Pierre Thiry s'est auto-édité. Je le remercie donc personnellement pour cet exemplaire offert à titre gracieux et qui m'a permis d'avoir une petite idée de son monde imaginaire.
Ce livre débute sur un pari : comme il ne veut pas avouer à sa nièce qu'il a inventé le titre d'un livre pour mieux l'impressionner par son érudition, un bouquiniste, l'oncle Sigismond, décide de relever ses manches et d'écrire lui-même le livre en question. Sous un pseudonyme, bien sûr.
Il n'a jamais rien écrit auparavant. C'est un grand lecteur mais pas un écrivain. Alors, forcément, au début, ça coince un peu, il a du mal à bien mettre en forme son intrigue. Et puis, il prend son rythme et ça donne un peu l'impression de partir dans toutes les directions.

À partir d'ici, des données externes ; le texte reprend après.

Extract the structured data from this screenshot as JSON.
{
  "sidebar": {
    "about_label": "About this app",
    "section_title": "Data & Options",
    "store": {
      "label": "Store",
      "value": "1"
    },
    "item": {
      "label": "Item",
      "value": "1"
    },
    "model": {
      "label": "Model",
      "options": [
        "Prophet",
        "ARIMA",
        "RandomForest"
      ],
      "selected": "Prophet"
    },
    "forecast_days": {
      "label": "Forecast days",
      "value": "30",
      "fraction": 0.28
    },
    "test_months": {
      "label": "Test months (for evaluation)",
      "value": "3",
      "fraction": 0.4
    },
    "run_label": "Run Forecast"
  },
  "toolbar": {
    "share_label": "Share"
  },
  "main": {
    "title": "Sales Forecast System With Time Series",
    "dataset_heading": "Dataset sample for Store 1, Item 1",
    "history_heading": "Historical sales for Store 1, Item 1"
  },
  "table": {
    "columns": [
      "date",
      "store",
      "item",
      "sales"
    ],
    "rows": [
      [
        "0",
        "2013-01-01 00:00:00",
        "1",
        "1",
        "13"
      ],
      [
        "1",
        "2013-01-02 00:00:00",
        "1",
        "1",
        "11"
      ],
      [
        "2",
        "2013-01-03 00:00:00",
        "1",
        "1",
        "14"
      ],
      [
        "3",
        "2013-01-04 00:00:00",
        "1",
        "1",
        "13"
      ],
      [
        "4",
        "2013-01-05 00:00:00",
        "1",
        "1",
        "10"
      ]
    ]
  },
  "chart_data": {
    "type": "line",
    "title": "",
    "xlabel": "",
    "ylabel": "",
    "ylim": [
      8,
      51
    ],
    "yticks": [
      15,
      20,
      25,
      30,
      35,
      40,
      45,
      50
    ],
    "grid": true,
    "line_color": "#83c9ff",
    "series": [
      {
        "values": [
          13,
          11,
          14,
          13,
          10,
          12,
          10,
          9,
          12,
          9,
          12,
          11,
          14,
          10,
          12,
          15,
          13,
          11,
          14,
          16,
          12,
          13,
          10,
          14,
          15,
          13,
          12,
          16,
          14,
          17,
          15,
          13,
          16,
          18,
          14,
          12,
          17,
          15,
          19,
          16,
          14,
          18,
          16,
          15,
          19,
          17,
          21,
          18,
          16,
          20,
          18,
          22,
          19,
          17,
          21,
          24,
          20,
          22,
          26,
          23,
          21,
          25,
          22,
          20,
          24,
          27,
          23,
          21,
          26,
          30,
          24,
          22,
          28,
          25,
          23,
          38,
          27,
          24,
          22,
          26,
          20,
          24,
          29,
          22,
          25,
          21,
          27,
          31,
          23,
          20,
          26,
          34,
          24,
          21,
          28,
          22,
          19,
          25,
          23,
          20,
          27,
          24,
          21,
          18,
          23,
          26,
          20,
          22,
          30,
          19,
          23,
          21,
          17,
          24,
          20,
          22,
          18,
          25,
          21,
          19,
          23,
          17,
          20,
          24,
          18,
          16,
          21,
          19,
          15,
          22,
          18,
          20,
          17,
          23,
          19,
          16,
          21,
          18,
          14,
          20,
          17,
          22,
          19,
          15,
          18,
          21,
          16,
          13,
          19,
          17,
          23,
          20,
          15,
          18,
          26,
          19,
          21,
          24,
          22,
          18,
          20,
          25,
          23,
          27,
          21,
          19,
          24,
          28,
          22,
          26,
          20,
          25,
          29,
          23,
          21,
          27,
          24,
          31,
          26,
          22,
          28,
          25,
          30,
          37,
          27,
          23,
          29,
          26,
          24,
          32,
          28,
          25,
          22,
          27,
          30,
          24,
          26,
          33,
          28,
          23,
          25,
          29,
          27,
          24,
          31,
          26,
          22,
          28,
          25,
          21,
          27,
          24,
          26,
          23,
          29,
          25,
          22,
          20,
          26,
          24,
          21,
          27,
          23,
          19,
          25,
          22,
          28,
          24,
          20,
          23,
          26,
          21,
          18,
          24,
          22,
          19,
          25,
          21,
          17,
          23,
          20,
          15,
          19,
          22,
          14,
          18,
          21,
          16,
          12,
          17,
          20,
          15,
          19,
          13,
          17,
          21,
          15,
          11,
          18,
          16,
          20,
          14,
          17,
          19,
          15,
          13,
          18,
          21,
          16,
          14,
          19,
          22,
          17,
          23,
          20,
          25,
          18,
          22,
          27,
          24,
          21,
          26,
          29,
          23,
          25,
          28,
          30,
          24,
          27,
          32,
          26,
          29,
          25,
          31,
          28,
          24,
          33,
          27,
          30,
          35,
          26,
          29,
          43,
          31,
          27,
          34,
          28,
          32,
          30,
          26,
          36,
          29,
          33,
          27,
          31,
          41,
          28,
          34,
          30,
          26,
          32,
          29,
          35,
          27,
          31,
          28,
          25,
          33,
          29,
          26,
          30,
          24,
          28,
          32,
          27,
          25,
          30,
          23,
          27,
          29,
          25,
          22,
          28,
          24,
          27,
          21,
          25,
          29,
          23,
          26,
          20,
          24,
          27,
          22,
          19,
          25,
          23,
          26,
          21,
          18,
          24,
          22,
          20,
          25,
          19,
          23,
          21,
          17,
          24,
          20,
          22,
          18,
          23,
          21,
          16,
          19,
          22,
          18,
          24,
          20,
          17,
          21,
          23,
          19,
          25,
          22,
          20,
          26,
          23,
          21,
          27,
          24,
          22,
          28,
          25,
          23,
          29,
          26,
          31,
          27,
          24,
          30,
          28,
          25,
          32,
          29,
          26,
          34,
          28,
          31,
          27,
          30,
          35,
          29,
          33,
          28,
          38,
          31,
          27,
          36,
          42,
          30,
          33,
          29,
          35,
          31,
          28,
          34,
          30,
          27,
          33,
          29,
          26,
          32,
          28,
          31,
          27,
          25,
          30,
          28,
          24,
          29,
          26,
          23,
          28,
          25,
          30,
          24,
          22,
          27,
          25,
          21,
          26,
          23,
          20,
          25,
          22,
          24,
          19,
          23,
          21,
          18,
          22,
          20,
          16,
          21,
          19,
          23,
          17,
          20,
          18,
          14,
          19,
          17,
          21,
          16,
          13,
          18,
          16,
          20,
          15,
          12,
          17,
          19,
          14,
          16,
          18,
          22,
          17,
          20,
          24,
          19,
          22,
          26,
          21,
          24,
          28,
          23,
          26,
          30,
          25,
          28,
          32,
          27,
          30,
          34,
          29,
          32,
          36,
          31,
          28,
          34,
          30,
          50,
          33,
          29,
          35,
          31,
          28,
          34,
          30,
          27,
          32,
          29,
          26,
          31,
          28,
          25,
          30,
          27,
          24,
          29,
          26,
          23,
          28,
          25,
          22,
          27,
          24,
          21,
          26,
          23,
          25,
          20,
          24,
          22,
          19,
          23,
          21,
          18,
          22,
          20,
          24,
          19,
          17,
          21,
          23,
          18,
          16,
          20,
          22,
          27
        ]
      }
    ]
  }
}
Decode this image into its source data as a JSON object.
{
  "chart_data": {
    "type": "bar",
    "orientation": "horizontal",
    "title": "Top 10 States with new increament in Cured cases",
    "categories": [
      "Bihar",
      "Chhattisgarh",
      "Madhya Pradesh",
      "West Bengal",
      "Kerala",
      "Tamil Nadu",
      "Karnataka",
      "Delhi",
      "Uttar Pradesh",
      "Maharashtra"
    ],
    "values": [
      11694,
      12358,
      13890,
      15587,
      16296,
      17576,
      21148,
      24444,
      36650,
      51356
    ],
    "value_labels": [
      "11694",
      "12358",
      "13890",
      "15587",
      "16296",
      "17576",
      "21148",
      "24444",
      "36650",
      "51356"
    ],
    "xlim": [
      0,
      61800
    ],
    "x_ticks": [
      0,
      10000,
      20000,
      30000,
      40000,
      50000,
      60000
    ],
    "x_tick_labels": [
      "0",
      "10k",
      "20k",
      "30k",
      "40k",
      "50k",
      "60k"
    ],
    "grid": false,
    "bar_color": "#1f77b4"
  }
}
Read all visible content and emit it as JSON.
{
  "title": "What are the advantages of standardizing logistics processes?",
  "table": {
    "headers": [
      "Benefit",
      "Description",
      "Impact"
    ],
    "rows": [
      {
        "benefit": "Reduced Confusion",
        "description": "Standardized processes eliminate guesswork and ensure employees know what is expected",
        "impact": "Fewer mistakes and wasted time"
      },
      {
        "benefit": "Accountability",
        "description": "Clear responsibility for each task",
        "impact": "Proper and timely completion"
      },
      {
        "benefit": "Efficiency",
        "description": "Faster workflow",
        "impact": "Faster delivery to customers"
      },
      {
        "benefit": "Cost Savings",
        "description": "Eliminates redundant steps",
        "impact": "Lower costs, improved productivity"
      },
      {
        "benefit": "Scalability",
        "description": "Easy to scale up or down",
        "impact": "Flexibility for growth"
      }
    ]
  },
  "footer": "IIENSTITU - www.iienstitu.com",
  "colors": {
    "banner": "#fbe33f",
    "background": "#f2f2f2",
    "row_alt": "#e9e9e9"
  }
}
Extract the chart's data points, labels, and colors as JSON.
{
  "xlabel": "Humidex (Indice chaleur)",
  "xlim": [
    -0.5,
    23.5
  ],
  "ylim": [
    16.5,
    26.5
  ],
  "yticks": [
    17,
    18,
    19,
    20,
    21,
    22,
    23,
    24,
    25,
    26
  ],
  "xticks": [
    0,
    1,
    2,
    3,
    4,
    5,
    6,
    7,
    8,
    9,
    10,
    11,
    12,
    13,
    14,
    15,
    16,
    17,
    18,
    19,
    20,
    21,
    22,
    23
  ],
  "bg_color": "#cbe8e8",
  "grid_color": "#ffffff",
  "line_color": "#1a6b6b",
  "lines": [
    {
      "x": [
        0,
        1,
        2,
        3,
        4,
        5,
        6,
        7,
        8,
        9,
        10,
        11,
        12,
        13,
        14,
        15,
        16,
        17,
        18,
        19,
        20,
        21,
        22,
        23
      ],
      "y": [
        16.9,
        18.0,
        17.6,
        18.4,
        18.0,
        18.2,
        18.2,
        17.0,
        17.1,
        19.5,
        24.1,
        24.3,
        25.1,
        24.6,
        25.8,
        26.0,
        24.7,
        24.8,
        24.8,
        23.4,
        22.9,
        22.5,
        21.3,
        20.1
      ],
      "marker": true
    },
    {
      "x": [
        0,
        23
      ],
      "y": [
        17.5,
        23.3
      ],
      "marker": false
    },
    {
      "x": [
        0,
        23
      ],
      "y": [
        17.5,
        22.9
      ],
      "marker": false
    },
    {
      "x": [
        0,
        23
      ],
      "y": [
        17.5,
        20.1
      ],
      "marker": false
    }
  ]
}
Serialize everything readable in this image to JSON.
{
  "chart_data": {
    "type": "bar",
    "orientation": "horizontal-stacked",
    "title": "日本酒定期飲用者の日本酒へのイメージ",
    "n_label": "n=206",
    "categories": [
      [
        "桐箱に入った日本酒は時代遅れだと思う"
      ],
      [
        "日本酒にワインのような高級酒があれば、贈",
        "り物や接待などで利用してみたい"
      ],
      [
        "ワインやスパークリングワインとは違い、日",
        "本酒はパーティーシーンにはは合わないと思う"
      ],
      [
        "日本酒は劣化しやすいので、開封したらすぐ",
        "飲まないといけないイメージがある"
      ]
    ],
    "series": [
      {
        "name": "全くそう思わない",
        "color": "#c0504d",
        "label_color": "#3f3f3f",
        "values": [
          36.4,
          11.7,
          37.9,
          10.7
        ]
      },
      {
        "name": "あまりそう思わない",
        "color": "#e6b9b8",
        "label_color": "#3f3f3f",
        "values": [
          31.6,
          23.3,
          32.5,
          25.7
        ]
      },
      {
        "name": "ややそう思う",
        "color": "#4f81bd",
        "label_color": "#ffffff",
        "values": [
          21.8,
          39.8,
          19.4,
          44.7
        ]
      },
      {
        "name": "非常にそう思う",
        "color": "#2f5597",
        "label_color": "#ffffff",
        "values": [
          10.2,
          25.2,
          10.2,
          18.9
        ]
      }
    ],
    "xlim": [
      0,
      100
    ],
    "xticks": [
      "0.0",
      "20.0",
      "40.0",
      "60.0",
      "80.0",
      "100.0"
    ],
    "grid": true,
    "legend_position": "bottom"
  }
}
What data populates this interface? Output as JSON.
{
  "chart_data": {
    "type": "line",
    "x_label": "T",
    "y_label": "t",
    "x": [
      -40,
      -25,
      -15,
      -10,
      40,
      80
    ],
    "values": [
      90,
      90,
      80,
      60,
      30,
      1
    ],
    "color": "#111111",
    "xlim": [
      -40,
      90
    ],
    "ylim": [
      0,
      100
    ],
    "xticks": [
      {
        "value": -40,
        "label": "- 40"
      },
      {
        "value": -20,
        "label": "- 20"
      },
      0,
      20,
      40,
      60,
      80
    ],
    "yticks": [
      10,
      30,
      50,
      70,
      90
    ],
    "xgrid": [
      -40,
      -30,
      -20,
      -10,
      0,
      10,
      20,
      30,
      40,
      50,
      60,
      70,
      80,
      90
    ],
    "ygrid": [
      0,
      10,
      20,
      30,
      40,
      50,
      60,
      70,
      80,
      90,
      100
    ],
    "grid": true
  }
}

Seulement, ça n'est qu'une impression,
Pierre Thiry sait où il va et où il emmène son lecteur. Ce lieu, c'est son monde imaginaire, un monde, vous vous en doutez, nourri de lectures et aussi de chansons. Il y a beaucoup de chansons dans
Ramsès au Pays des Points-Virgules, des poèmes aussi. Des couplets ou des quatrains que l'auteur nous demande de compléter à notre façon, ou bien qu'il complète à la sienne. Comme beaucoup de ces vers sont tirés de
Boris Vian, je crois que celui-ci ne s'indignerait pas de la liberté prise. Pour
La Fontaine, souvent cité aussi, j'étais plus perplexe. (Mais
La Fontaine est un auteur plus scolaire, ce doit être pour ça. Very Happy )
Pierre Thiry est un homme cultivé, pour moi, ça ne fait aucun doute. Parce qu'il y a, dans son roman qui mériterait plus, je pense, le nom de conte, toute une multitude de clins d'oeil malins et de références à Alice au pays des merveilles, aux contes de Perrault et à tout plein d'autres ouvrages qui ont en commun d'être souvent présentés comme de la littérature pour enfants alors qu'on les apprécie mieux à l'âge adulte.
L'"intrigue", à proprement parler, il n'y en a pas, je préfère parler de prétexte ou d'argument. Ca fait plutôt penser à une cascade de scènes oniriques (attention : elles sont reliées entre elles avec cohérence, toujours comme dans Alice) qui se doubleraient d'un parcours de montagnes russes. C'est drôle, très animé, déroutant aussi. En tous cas pour le lecteur qui joue le jeu.
La seule chose qui m'attriste, c'est de penser que, pour certaines personnes, dépourvues de fantaisie ou peu habituées aux livres, pour celles également qui n'ont pas de formation littéraire (avec ou sans diplômes),
Ramsès au pays des points-virgules sera plutôt identifié comme un délire incompréhensible, tout juste bon pour les enfants. C'est une idée qui ne vous vient que le livre refermé, quand vous faites le point sur la somme de connaissances en culture (littéraire et générale) qu'il faut avoir pour lire un conte comme celui-là et qui, pourtant, est rédigé dans un langage très simple.
Enfin, au milieu de la régression (presque) générale, il est bon de savoir qu'il reste de petites poches de résistance, comme ce roman de
Pierre Thiry avec lequel on passe un bon petit moment si l'on se donne la peine d'entrer dans le jeu de l'écrivain.